We are using the “Technique du Peuple Annamite” dataset, which was commissioned by a French officer, Henri Oger. While there must have been Vietnamese contributors, who approached this project with their cultural perspective, overall the dataset is dominated by the French colonial perspective – from the French captioning (and to that extent the English translations) to the selection of scenarios and images being depicted.
We manually sorted and organized all 4,000+ images and categorized them based on each step in food preparation and enjoyment. This includes images of eating food, food dishes, preparing the dish, preparing the dinner table, gathering food and materials, and cooking tools. We chose to manually label and organize the dataset because we wanted a more in depth detail of each image that was not seen in the original dataset. However, because of this, our method of cleaning is subjective and may be considered unreliable, as every person in our team was unable to categorize every image in the entire dataset due to time constraints.
This pie chart shows the distribution of the dataset.
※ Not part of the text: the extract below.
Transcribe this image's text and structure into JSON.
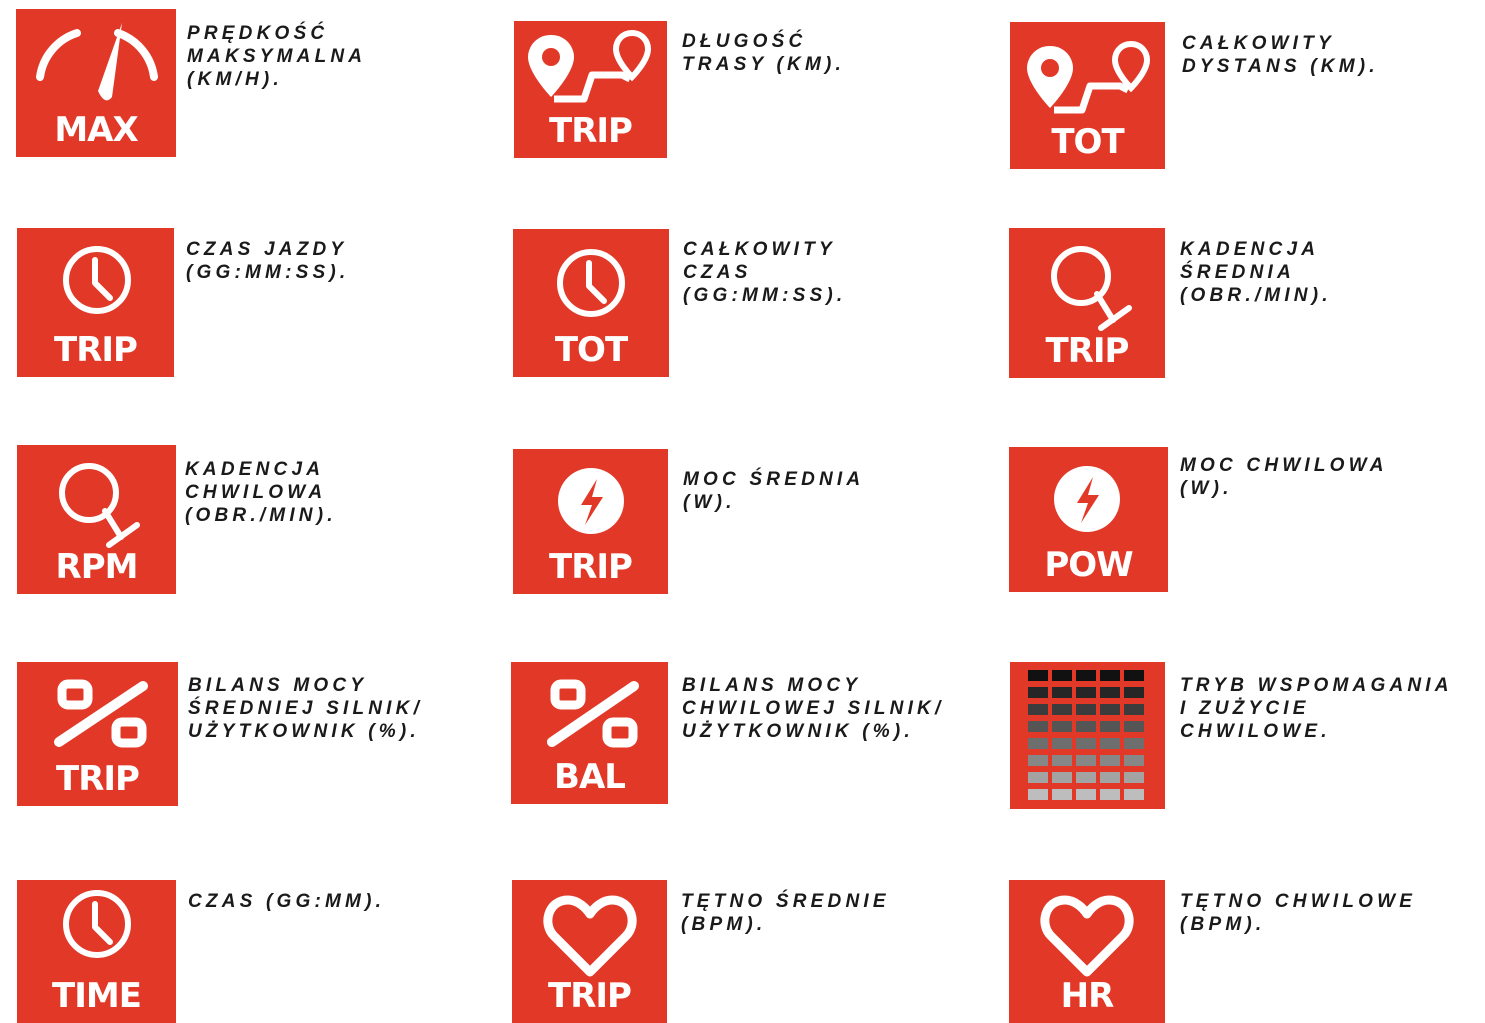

Clearly, most of the images were classified as "N/A", which means they depicted other aspects of Vietnamese life at the beginning of French colonization and the urbanization of Saigon.
The next biggest category was "cooking tools" which is what we focused on since our project is on the food practices and etiquette in Vietnam during the French colonial period!
This pie chart shows the distribution of the images that were classified in a specific food-related category, essentially everything except "N/A". We can tell that "cooking tools" is the most populated category, but "gathering food/materials" and "preparing dish" are close seconds.
In order to further visualize the connections in this dataset, we used a radial spanning tree.
This helps us to see the interconnectedness of our datasets and allows us to observe and explore different patterns and findings within our data.
We used this code to create the spanning tree, using the keyword "Exquisite Meal" as the center.
We chose this specific phrase, because we found the accompanying picture to be a good representation of the topics our project is focusing on. We referred to it as a "golden image", including visuals of people eating, food dishes, table settings, etc.
Once the tree above was created, we went through and recreated the structure using the actual images to make it easier for us to understand. The images were also color-coded based on the previously-discussed categories.
Out of all 85 images represented in the RST:
29 are "N/A"
18 are "preparing dish"
16 are "gathering food/materials"
11 are "eating food"
5 are "cooking tools"
3 are "preparing dinner table"
3 are "food dishes"
There are some interesting conclusions based on this processed RST. We can see that while the majority of the images are still "N/A", the next most represented category is "preparing dish". This is different to the overall distribution of the data, as "cooking tools" is one of the less-represented categories.